When traveling, be prepared for the unexpected

You only expect to sleep in an airport during a major weather event, but mechanical problems can ground you as well. Would you be prepared?

You only expect to sleep in an airport during a major weather event, but mechanical problems can ground you as well. Would you be prepared?

The more you travel, the more experience you gain, and we learn from experience. However, we will never learn everything, so it pays to be prepared for the unexpected.

Just got back from a trip that illustrated that point very well. I keep refining my packing system every trip, getting lighter and more efficient. Got it down to one carry-on bag for a six-day trip. Still had more clothes than I needed because I bought some at the destination. However, than can backfire too.

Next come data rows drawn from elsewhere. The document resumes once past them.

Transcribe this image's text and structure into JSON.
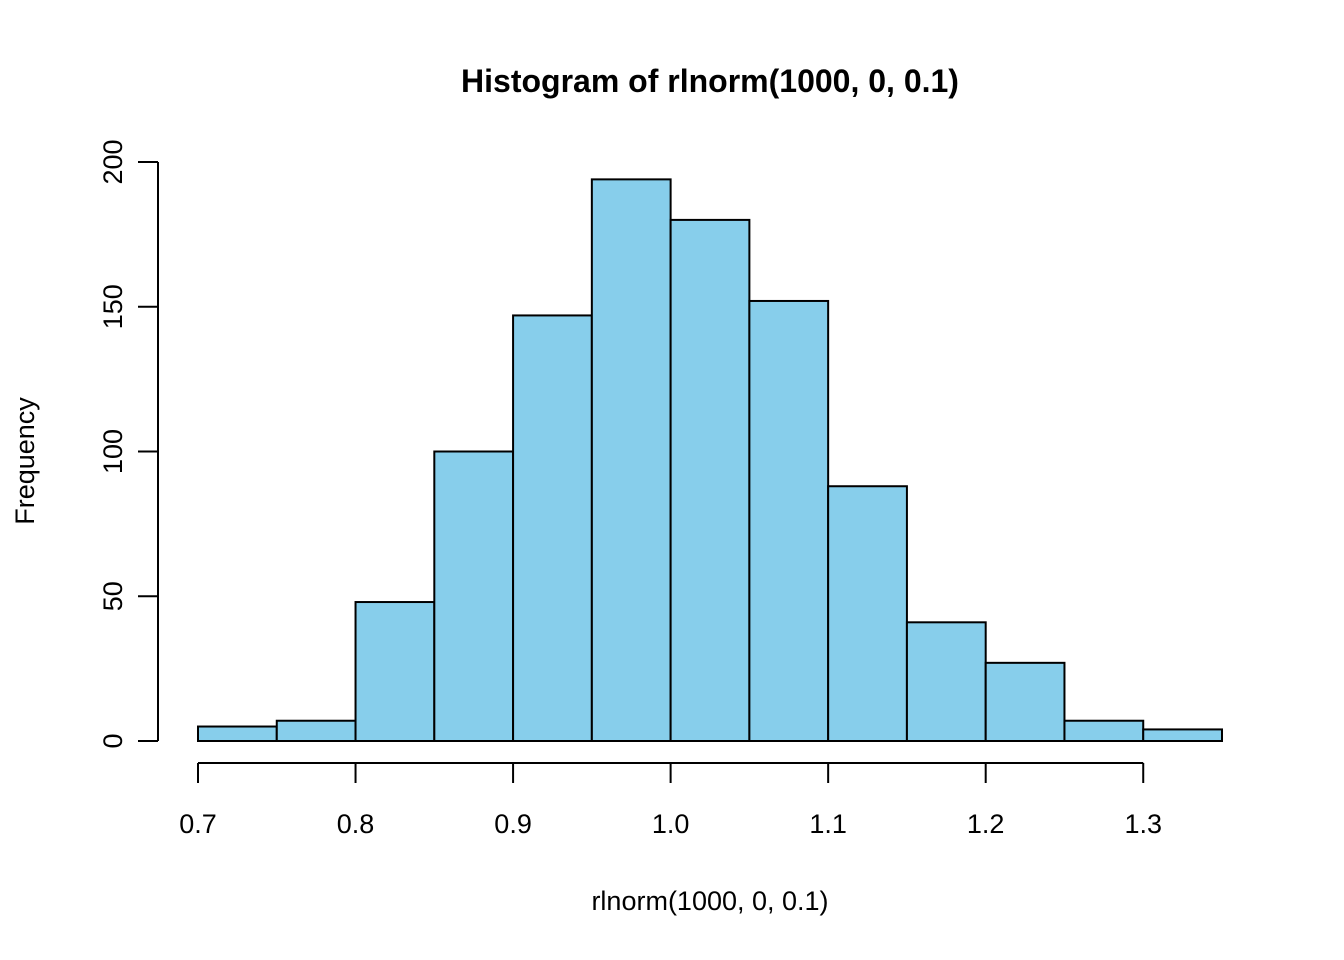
{
  "chart_data": {
    "type": "bar",
    "title": "Histogram of rlnorm(1000, 0, 0.1)",
    "xlabel": "rlnorm(1000, 0, 0.1)",
    "ylabel": "Frequency",
    "bins": [
      {
        "start": 0.7,
        "end": 0.75,
        "count": 5
      },
      {
        "start": 0.75,
        "end": 0.8,
        "count": 7
      },
      {
        "start": 0.8,
        "end": 0.85,
        "count": 48
      },
      {
        "start": 0.85,
        "end": 0.9,
        "count": 100
      },
      {
        "start": 0.9,
        "end": 0.95,
        "count": 147
      },
      {
        "start": 0.95,
        "end": 1.0,
        "count": 194
      },
      {
        "start": 1.0,
        "end": 1.05,
        "count": 180
      },
      {
        "start": 1.05,
        "end": 1.1,
        "count": 152
      },
      {
        "start": 1.1,
        "end": 1.15,
        "count": 88
      },
      {
        "start": 1.15,
        "end": 1.2,
        "count": 41
      },
      {
        "start": 1.2,
        "end": 1.25,
        "count": 27
      },
      {
        "start": 1.25,
        "end": 1.3,
        "count": 7
      },
      {
        "start": 1.3,
        "end": 1.35,
        "count": 4
      }
    ],
    "xlim": [
      0.7,
      1.35
    ],
    "ylim": [
      0,
      200
    ],
    "xticks": [
      "0.7",
      "0.8",
      "0.9",
      "1.0",
      "1.1",
      "1.2",
      "1.3"
    ],
    "yticks": [
      "0",
      "50",
      "100",
      "150",
      "200"
    ],
    "grid": false,
    "bar_color": "#87CEEB",
    "edge_color": "#000000"
  }
}
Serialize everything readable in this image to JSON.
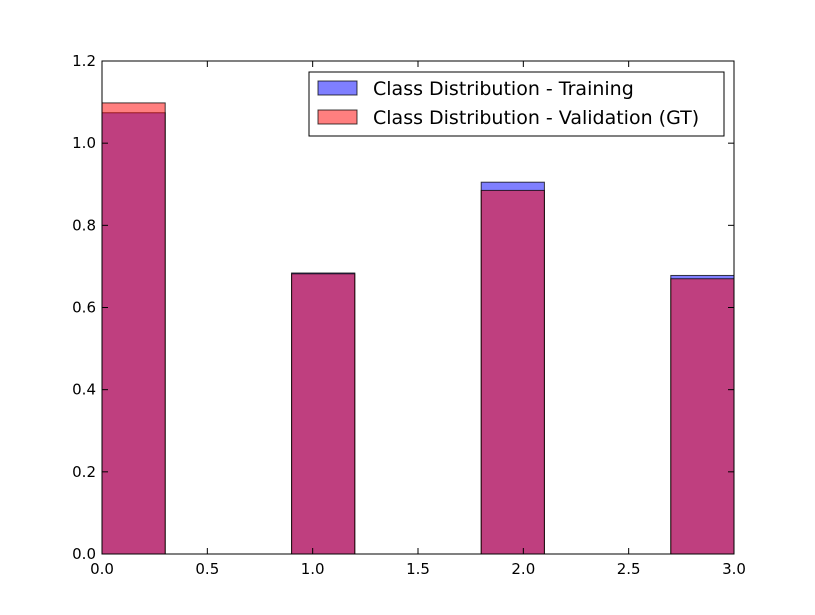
{
  "chart_data": {
    "type": "bar",
    "title": "",
    "xlabel": "",
    "ylabel": "",
    "xlim": [
      0.0,
      3.0
    ],
    "ylim": [
      0.0,
      1.2
    ],
    "xticks": [
      "0.0",
      "0.5",
      "1.0",
      "1.5",
      "2.0",
      "2.5",
      "3.0"
    ],
    "yticks": [
      "0.0",
      "0.2",
      "0.4",
      "0.6",
      "0.8",
      "1.0",
      "1.2"
    ],
    "grid": false,
    "legend_position": "top-right",
    "series": [
      {
        "name": "Class Distribution - Training",
        "color": "#0000ff",
        "alpha": 0.5,
        "bins": [
          {
            "x0": 0.0,
            "x1": 0.3,
            "value": 1.074
          },
          {
            "x0": 0.9,
            "x1": 1.2,
            "value": 0.684
          },
          {
            "x0": 1.8,
            "x1": 2.1,
            "value": 0.905
          },
          {
            "x0": 2.7,
            "x1": 3.0,
            "value": 0.678
          }
        ]
      },
      {
        "name": "Class Distribution - Validation (GT)",
        "color": "#ff0000",
        "alpha": 0.5,
        "bins": [
          {
            "x0": 0.0,
            "x1": 0.3,
            "value": 1.098
          },
          {
            "x0": 0.9,
            "x1": 1.2,
            "value": 0.682
          },
          {
            "x0": 1.8,
            "x1": 2.1,
            "value": 0.885
          },
          {
            "x0": 2.7,
            "x1": 3.0,
            "value": 0.67
          }
        ]
      }
    ]
  }
}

I kept telling my wife not to dress or pack for the cold and snow we were having in Denver, but for the slightly wet sixty-degree temps predicted for San Francisco. And since my daughter and I often buy souvenir hoodies at her dance events, I purposely did not pack warm clothes, to leave room coming back.

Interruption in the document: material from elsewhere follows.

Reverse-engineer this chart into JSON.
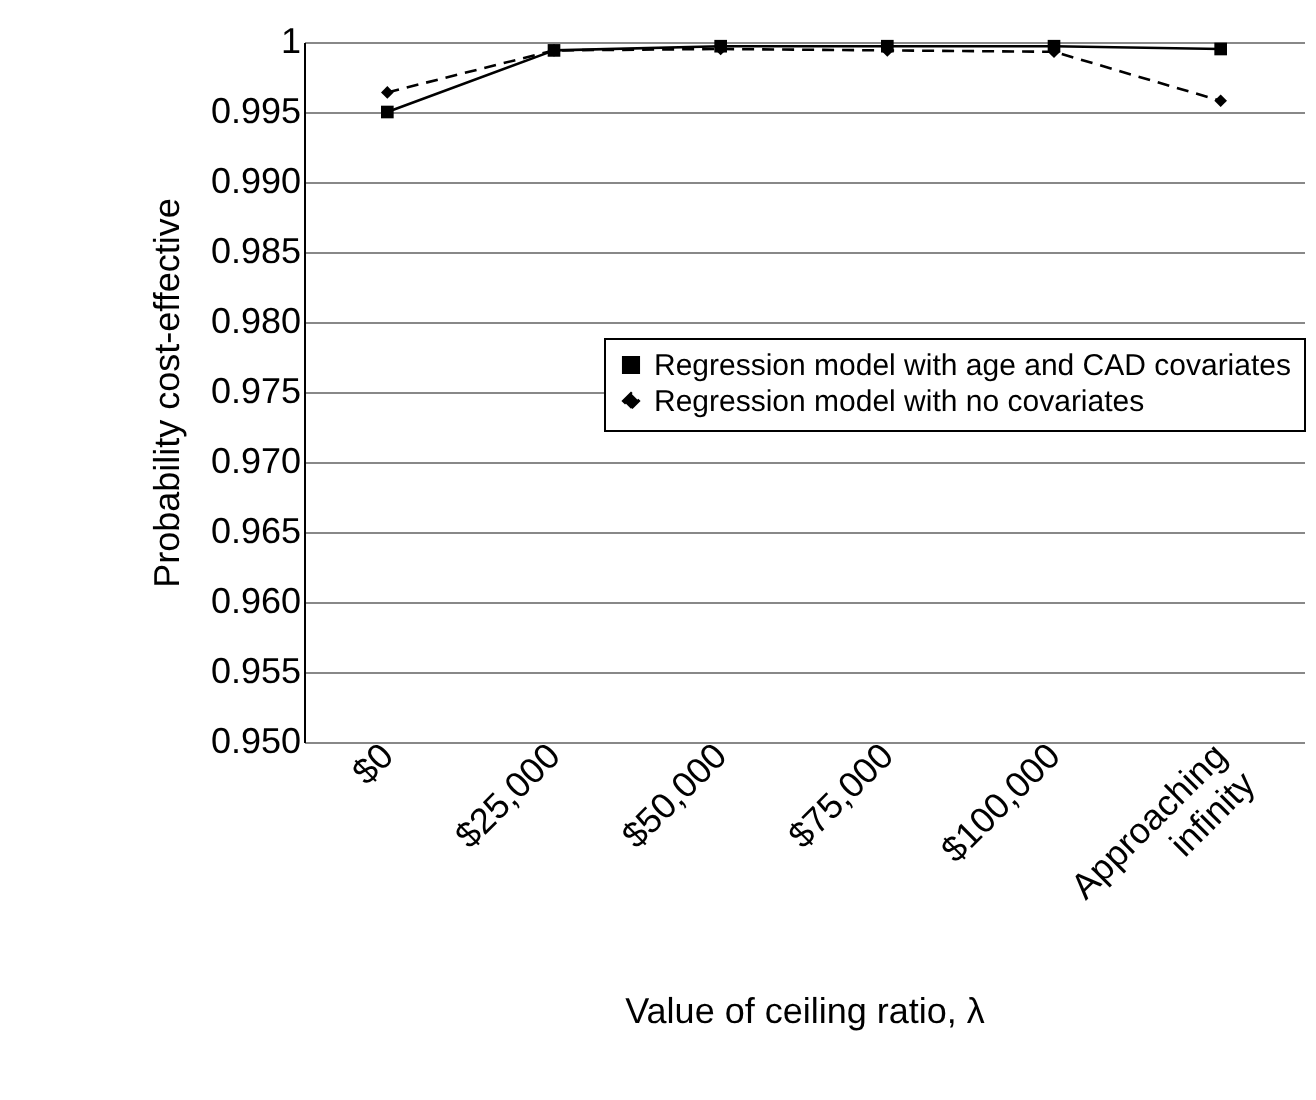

Everything worked out as planned, until about an hour into the flight, when the captain announced we had a “pressurization problem.” Options were explored, but we wound up returning to Denver. Nice airplane at the next gate we could use to get back in the air, but the crew was no longer “legal” to fly to California. So we had to spend the night in the airport, or get a motel for 4 hours. The latter didn’t seem worth it.

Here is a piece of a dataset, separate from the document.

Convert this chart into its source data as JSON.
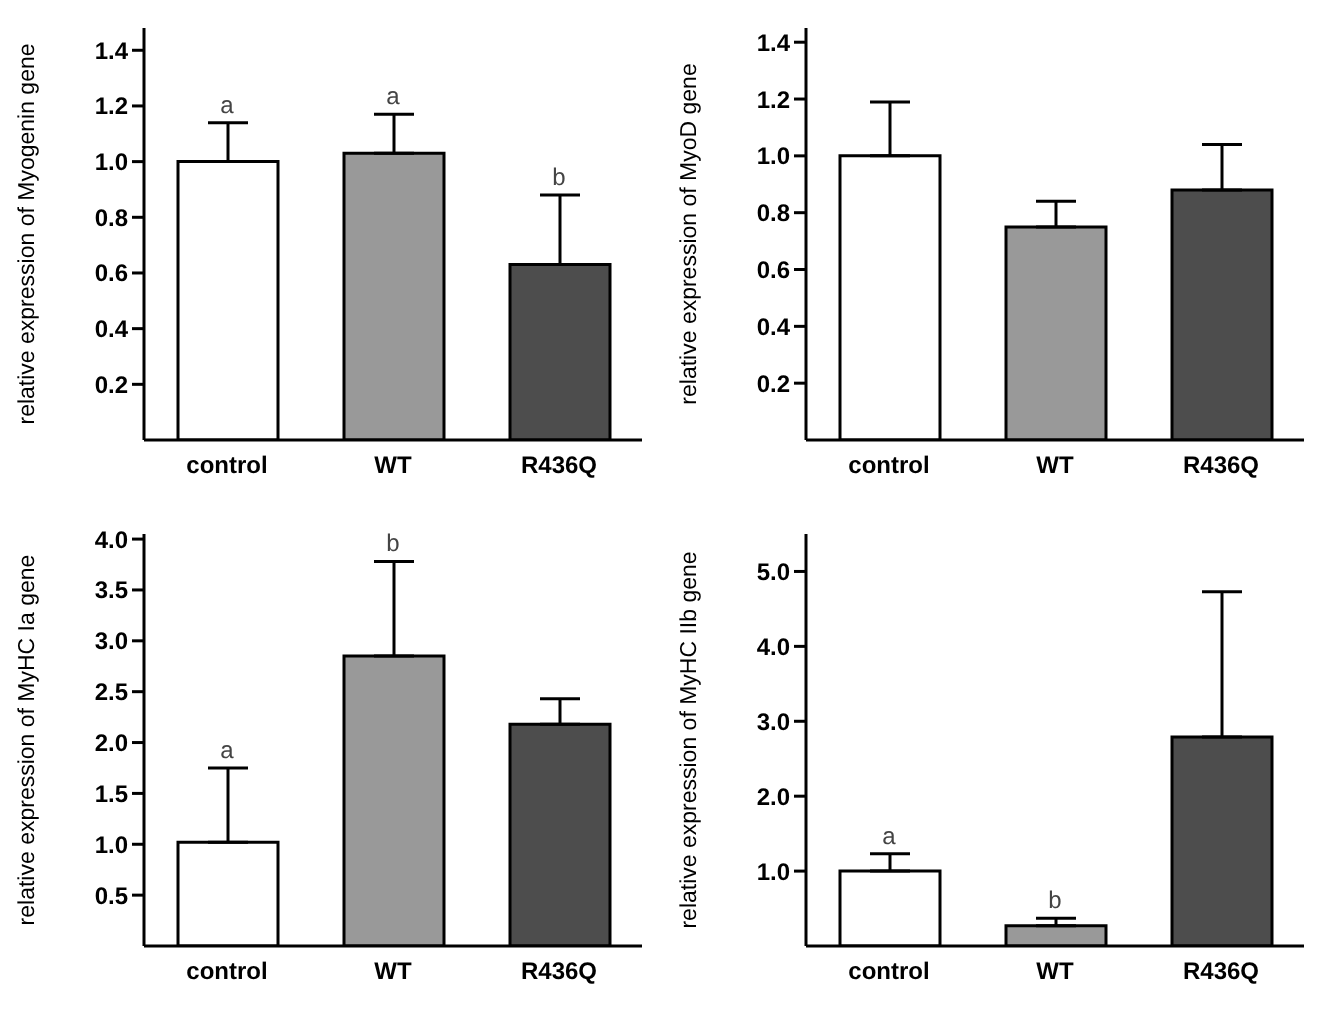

Apparently, it gets pretty cold in an empty airport at night, and the only “24-hour” restaurant in this major facility closes for a couple of hours right around our boarding time for the new flight. The nice vouchers provided by the airline never did get us our badly wanted breakfast. I can sleep nearly anywhere, and did so for an hour or two, but others just shivered under the complimentary blankets.

I’m seriously reconsidering my usual packing routine. For one thing, since Southwest Airlines allows two free checked bags, my “one carry-on” austerity philosophy seems pretty irrelevant. (Although I’ve never lost my luggage that way.) For an airline where that wasn’t true, I am really looking at wearable options. I already do cargo pants, and a fishing shirt with lots of pockets. I wonder if I got one of those travel vests if I could forgo luggage altogether. I do love the unencumbered lifestyle, except when it means I’m volunteered to carry another family member’s suitcase. Live and learn, right?